Justiça e
religião buscam estabelecer o que é certo e o que é errado. A primeira trabalha
com leis e punições, a segunda com dogmas e punições. Leis, em princípio,
decorrem do estado civilizatório de determinada sociedade, possuem
historicidade, são revogáveis e assumidamente falíveis. O tempo muda os
costumes (como já dizia Cícero), os costumes mudam as leis. A verdade de hoje
pode ser obsoleta amanhã (que tal a legislação a respeito de dejetos de cavalos
no centro de nossas cidades, por exemplo?). Mais ainda, pode estar superada
pelas novas práticas sociais. Não é por outra razão que o Direito é uma ciência
social. Não é ciência exata, não é ciência da natureza, diz a respeito de
práticas que ocorrem nas sociedades humanas concretas.
Dogmas, por
definição, possuem outra natureza. Se um fiel acredita que uma verdade foi
revelada pelo seu deus, não há como provar o contrário, uma vez que a verdade
que ele ostenta não é relativa (ao tempo histórico, aos costumes), mas
absoluta. Basta ter fé para carregar aquela verdade no peito. Quando aquele que tem fé também possui poder para impor sua fé
estamos em uma situação explosiva. Como ele crê, acredita que deve fazer com
que todos, por bem ou por mal, partilhem de suas verdades. Mais ainda, ele
acredita ser sua obrigação espalhar suas verdades (não podemos nos esquecer,
para ele suas verdades não são verdades passageiras,
transitórias, são verdades divinas, são as verdades). Com o poder
em mãos o crente transforma-se em fanático, disposto a matar (ou morrer) para
impor suas verdades.
Ao longo da
História podemos identificar diferentes situações em que fanatismo acrescido de
poder perpetrou barbaridades sem par.
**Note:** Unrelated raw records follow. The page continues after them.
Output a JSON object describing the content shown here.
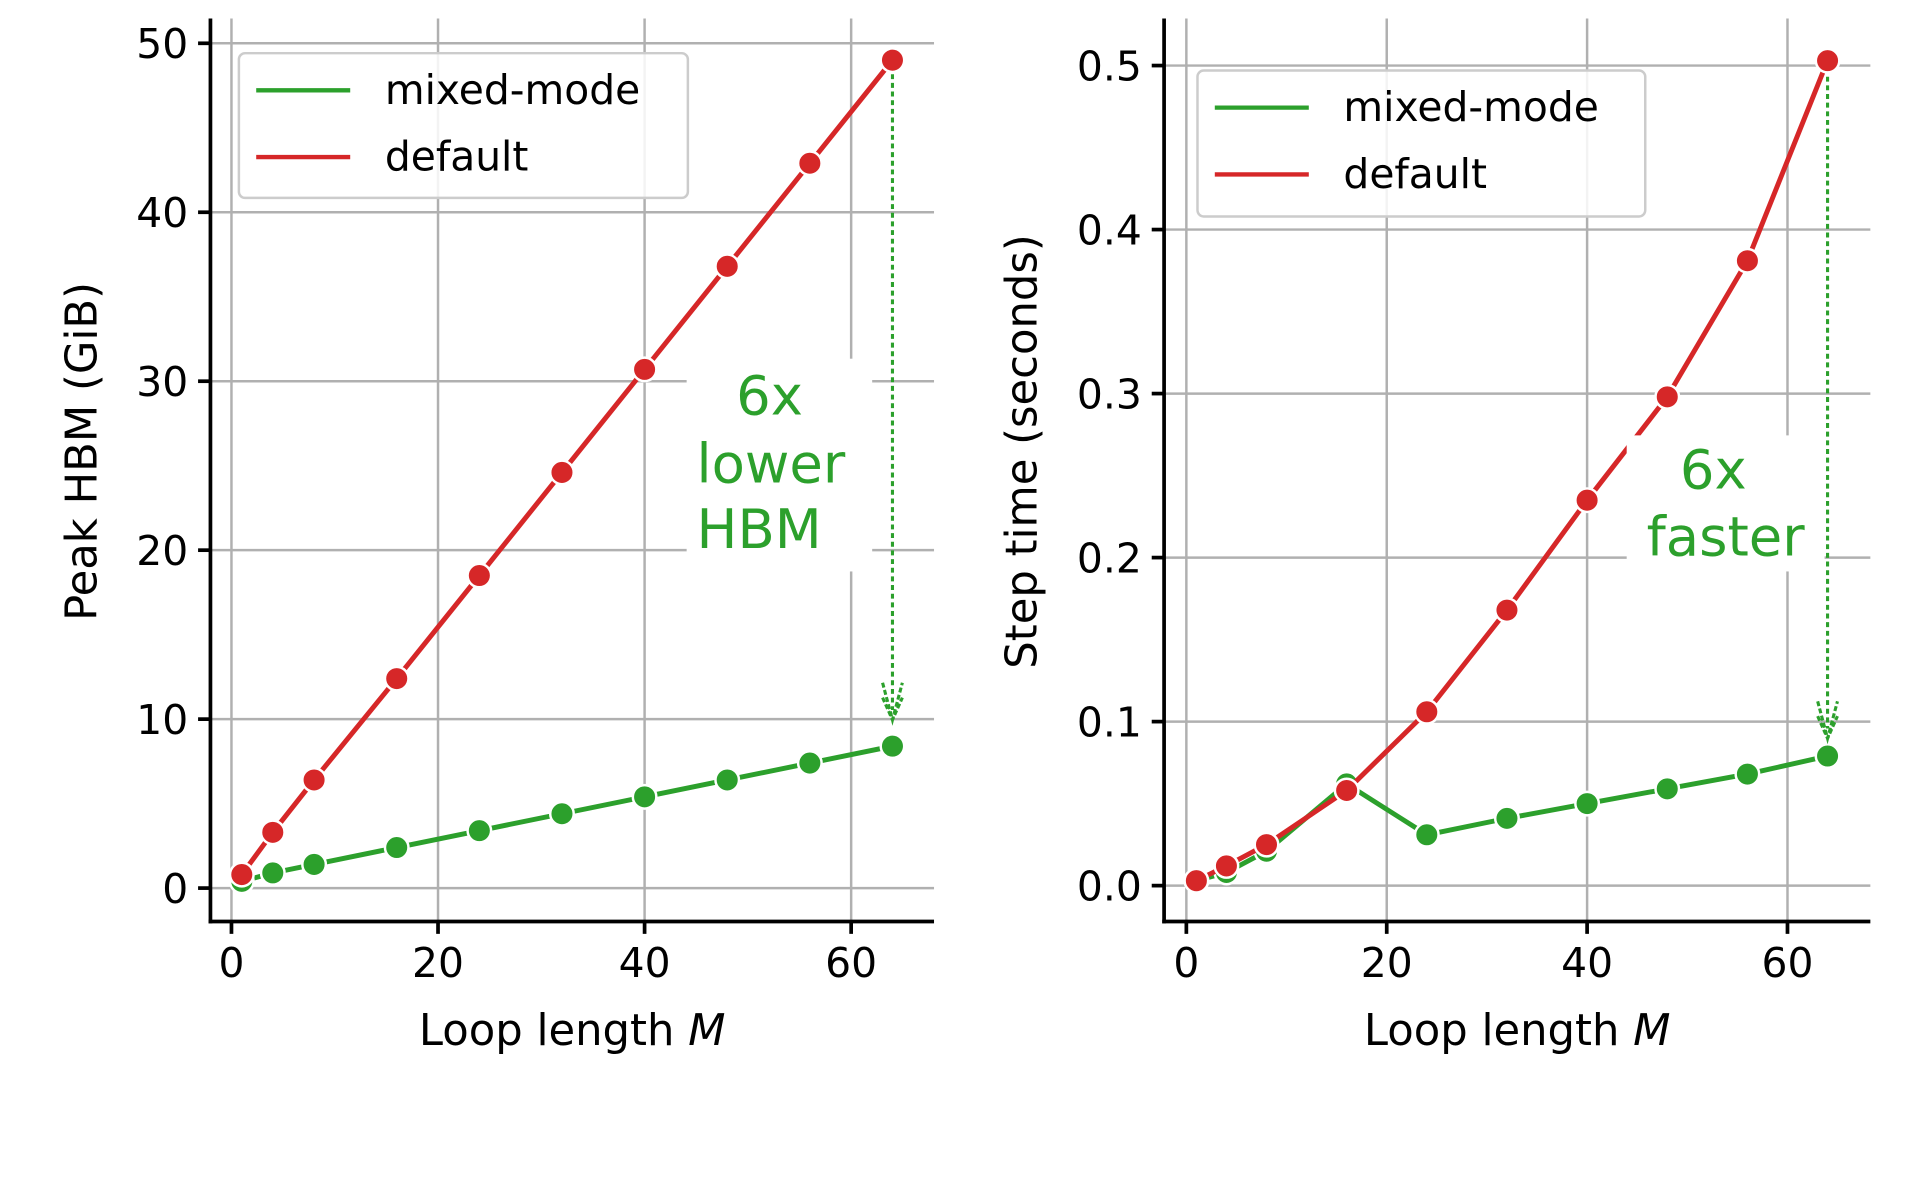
{
  "colors": {
    "mixed": "#2ca02c",
    "default": "#d62728",
    "grid": "#b0b0b0"
  },
  "chart_data": [
    {
      "type": "line",
      "xlabel": "Loop length ",
      "xlabel_var": "M",
      "ylabel": "Peak HBM (GiB)",
      "xlim": [
        -2,
        68
      ],
      "ylim": [
        -2,
        51
      ],
      "xticks": [
        0,
        20,
        40,
        60
      ],
      "yticks": [
        0,
        10,
        20,
        30,
        40,
        50
      ],
      "grid": true,
      "legend": "top-left",
      "x": [
        1,
        4,
        8,
        16,
        24,
        32,
        40,
        48,
        56,
        64
      ],
      "series": [
        {
          "name": "mixed-mode",
          "color": "#2ca02c",
          "values": [
            0.4,
            0.9,
            1.4,
            2.4,
            3.4,
            4.4,
            5.4,
            6.4,
            7.4,
            8.4
          ]
        },
        {
          "name": "default",
          "color": "#d62728",
          "values": [
            0.8,
            3.3,
            6.4,
            12.4,
            18.5,
            24.6,
            30.7,
            36.8,
            42.9,
            49.0
          ]
        }
      ],
      "annotation": {
        "lines": [
          "6x",
          "lower",
          "HBM"
        ],
        "x": 64,
        "from": 49.0,
        "to": 8.4
      }
    },
    {
      "type": "line",
      "xlabel": "Loop length ",
      "xlabel_var": "M",
      "ylabel": "Step time (seconds)",
      "xlim": [
        -2,
        68
      ],
      "ylim": [
        -0.02,
        0.53
      ],
      "xticks": [
        0,
        20,
        40,
        60
      ],
      "yticks": [
        "0.0",
        "0.1",
        "0.2",
        "0.3",
        "0.4",
        "0.5"
      ],
      "grid": true,
      "legend": "top-left",
      "x": [
        1,
        4,
        8,
        16,
        24,
        32,
        40,
        48,
        56,
        64
      ],
      "series": [
        {
          "name": "mixed-mode",
          "color": "#2ca02c",
          "values": [
            0.003,
            0.008,
            0.021,
            0.062,
            0.031,
            0.041,
            0.05,
            0.059,
            0.068,
            0.079
          ]
        },
        {
          "name": "default",
          "color": "#d62728",
          "values": [
            0.003,
            0.012,
            0.025,
            0.058,
            0.106,
            0.168,
            0.235,
            0.298,
            0.381,
            0.503
          ]
        }
      ],
      "annotation": {
        "lines": [
          "6x",
          "faster"
        ],
        "x": 64,
        "from": 0.503,
        "to": 0.079
      }
    }
  ]
}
Nossa civilização ocidental tentou,
muitas vezes, impor suas verdades. As inquisições portuguesa e espanhola, os
cruzados, os conquistadores da América não podem ser esquecidas quando pensamos
em consequências terríveis da união de fé com poder. Com as ideias da Revolução
Francesa o Ocidente foi se tornando mais laico, e a separação entre Estado e
religião foi conquistando quase toda a Europa e Américas. As pessoas têm o
direito de professar a religião que quiserem, mas não há religiões oficiais, apesar
de alguns ranços simbólicos ainda permanecerem em alguns lugares. Praticar uma
fé por escolha, não por imposição, praticar sincretismos existentes ou
inventados por cada um, ou não praticar fé alguma é uma conquista da cidadania.
Infelizmente
isto não aconteceu no mundo muçulmano. Em grande parte dos países onde o
islamismo é majoritário, não há liberdade para praticar outras crenças. Em
alguns deles é até proibida a construção de templos cristãos. Imagine-se a
grita se isto ocorresse em algum país europeu, ou americano, com relação a construção de mesquitas...
Claro que é
preconceituoso e muito equivocado culpar todos os muçulmanos por atentados
perpetrados por terroristas islâmicos. Seria o mesmo que acusar todos os
brancos americanos pela loucura de um racista contra um grupo de negros no sul
dos EUA. Mas não se pode negar que racistas americanos não estão no poder e
dificilmente chegarão a estabelecer uma politica de
estado ou de governo de cunho racista. Já não se pode dizer o equivalente no
mundo muçulmano. Estados constituídos, como a Arábia Saudita, ou o Iêmen, assim
como grupos altamente organizados (como o Estado Islâmico, com raízes
solidamente implantadas na Síria, no Iraque e na África Saariana)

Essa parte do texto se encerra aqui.